Interaction of cephradine monohydrate with Cetyldimethylethylammonium Bromide

• We carry out the interaction of CDM drugs with CDMEAB conductometrically.
• We examine the effect of drugs on the critical micelle concentration of CDMEAB.
• Two critical micelle concentrations are obtained for drug-CDMEAB system.
• Electrostatic and hydrophobic interactions between drug and surfactant are proposed.
• Effect of KCl and K2SO4 is observed on interaction between drug and surfactant.

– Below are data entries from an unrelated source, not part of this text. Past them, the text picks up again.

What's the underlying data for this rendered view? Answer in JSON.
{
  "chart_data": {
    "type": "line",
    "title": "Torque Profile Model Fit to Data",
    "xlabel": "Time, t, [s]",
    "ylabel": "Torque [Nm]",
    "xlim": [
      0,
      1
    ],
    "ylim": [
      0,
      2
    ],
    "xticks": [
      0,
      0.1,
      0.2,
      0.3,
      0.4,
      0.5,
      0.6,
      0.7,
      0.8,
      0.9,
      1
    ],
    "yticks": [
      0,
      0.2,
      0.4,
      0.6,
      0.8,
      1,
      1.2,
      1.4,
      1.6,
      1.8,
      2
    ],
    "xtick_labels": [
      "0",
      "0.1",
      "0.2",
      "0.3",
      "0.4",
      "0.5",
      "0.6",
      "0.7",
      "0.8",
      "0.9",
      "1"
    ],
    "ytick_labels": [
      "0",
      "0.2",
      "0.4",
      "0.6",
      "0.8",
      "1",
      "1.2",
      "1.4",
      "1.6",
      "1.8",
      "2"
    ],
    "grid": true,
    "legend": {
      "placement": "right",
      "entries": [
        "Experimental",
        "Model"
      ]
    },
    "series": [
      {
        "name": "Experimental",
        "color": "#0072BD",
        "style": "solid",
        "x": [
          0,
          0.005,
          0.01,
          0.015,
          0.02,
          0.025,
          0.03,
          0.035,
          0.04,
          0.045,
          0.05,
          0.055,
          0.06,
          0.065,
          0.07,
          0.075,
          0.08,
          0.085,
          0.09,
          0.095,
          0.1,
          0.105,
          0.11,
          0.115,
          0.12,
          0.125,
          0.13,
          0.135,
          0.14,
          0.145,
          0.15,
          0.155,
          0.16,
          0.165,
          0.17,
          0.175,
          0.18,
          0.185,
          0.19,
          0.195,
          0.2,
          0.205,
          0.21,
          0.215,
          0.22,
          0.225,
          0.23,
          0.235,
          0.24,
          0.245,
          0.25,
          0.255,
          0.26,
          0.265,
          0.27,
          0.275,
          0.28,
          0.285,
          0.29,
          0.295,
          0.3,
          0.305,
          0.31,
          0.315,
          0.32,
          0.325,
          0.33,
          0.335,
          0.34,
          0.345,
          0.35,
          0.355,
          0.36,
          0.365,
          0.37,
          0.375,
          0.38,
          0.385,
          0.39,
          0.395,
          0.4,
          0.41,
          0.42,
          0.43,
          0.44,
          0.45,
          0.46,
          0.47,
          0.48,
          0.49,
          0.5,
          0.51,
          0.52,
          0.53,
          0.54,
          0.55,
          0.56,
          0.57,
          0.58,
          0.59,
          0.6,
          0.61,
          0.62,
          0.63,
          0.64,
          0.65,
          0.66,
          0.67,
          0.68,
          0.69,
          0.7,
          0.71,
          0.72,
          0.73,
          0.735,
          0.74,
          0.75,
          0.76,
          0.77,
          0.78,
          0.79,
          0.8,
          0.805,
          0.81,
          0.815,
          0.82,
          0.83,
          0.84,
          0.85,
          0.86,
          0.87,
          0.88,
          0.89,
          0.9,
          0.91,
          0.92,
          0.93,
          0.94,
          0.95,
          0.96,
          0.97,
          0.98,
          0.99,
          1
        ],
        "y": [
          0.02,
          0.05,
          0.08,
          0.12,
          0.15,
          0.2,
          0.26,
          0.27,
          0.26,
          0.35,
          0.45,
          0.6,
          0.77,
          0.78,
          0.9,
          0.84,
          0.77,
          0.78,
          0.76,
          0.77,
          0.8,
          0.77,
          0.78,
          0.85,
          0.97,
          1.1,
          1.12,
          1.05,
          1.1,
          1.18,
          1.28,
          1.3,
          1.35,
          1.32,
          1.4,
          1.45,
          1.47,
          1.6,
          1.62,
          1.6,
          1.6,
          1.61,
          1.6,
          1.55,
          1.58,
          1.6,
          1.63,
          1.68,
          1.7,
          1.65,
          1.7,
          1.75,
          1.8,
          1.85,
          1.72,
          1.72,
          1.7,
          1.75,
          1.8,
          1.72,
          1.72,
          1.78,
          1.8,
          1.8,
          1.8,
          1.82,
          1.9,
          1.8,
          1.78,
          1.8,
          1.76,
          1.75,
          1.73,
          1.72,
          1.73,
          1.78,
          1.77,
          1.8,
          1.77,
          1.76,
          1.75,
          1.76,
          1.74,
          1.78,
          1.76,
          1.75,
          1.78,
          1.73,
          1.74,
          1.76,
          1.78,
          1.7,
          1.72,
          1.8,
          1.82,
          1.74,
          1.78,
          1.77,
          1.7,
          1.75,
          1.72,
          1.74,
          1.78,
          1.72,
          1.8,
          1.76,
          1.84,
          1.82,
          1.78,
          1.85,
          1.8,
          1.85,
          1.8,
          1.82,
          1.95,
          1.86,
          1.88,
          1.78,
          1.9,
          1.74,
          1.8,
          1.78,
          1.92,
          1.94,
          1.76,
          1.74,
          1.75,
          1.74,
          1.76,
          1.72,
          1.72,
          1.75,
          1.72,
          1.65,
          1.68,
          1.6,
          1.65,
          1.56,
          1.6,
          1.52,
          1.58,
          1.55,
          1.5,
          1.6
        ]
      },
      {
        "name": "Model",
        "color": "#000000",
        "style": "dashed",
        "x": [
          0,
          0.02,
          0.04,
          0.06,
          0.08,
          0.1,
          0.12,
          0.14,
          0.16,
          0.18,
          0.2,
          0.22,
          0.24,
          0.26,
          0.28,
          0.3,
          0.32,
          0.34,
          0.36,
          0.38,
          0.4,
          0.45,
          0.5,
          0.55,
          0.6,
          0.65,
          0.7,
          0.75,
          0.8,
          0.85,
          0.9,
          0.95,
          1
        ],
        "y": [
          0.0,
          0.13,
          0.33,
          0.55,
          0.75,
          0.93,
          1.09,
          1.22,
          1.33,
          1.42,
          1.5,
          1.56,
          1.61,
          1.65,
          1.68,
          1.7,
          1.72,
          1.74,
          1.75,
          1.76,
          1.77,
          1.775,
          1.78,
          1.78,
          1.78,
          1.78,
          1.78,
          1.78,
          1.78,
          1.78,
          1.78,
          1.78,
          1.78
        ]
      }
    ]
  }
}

Interaction of cephradine monohydrate (CDM) with Cetyldimethylethylammonium Bromide (CDMEAB) has been studied by conductance measurements in pure form and in the presence of salts like potassium chloride (KCl) and potassium sulphate (K2SO4) over the temperature range of (298.15 to 318.15) K. From conductivity vs.   surfactant concentration plots, two critical micelle concentrations like c1∗ and c1∗ were obtained for (CDM + CDMEAB) systems. The variation of c∗ values of CDMEAB in the presence of CDM is the indication of the interaction between CDM and CDMEAB. For the (CDM + CDMEAB) system, the values of c∗ values are higher in magnitude in contrast to that of pure CDMEAB in water over the range in temperature studied. In aqueous solutions of KCl and K2SO4, the c∗ values are changed with the increase of the concentration of salts and hence the micellization is dependent on salt concentration. The ΔGm0 values were negative and the spontaneity of micellization process is found to be increased with increase of temperature. The values of ΔH1,m0 and ΔS1,m0 indicated that the drug mediated CDMEAB aggregation in water was controlled at lower temperatures while at higher temperatures the aggregation was both enthalpy and entropy controlled. The ΔH2,m0 and ΔS2,m0 values revealed that the micellization in water was both enthalpy and entropy controlled at lower and higher temperatures though the effect of entropy at middle temperature was dominant. The results indicated that binding interactions between CDM and CDMEAB are both electrostatic and hydrophobic in nature while the contribution of hydrophobic interaction is dominant at lower temperatures. In aqueous solution of KCl, The ΔHm0 and ΔSm0 values indicated that the micellization was both enthalpy and entropy controlled at lower temperature while the process was entirely entropy driven at higher temperatures. In case of aqueous K2SO4 solution, the micellization was mostly entropy driven over the range of temperatures studied.The negative molar heat capacity change (ΔmCp0) for micelle formation shows that ΔHm0 comes to be more negative as the temperature rises. The small ΔmCp0 and the overall positive binding entropy indicate slight structural rearrangement of CDMEAB micelle in the course of binding with CDM. The presence of linear correlation between ΔHm0 and ΔSm0 values was perceived in all cases.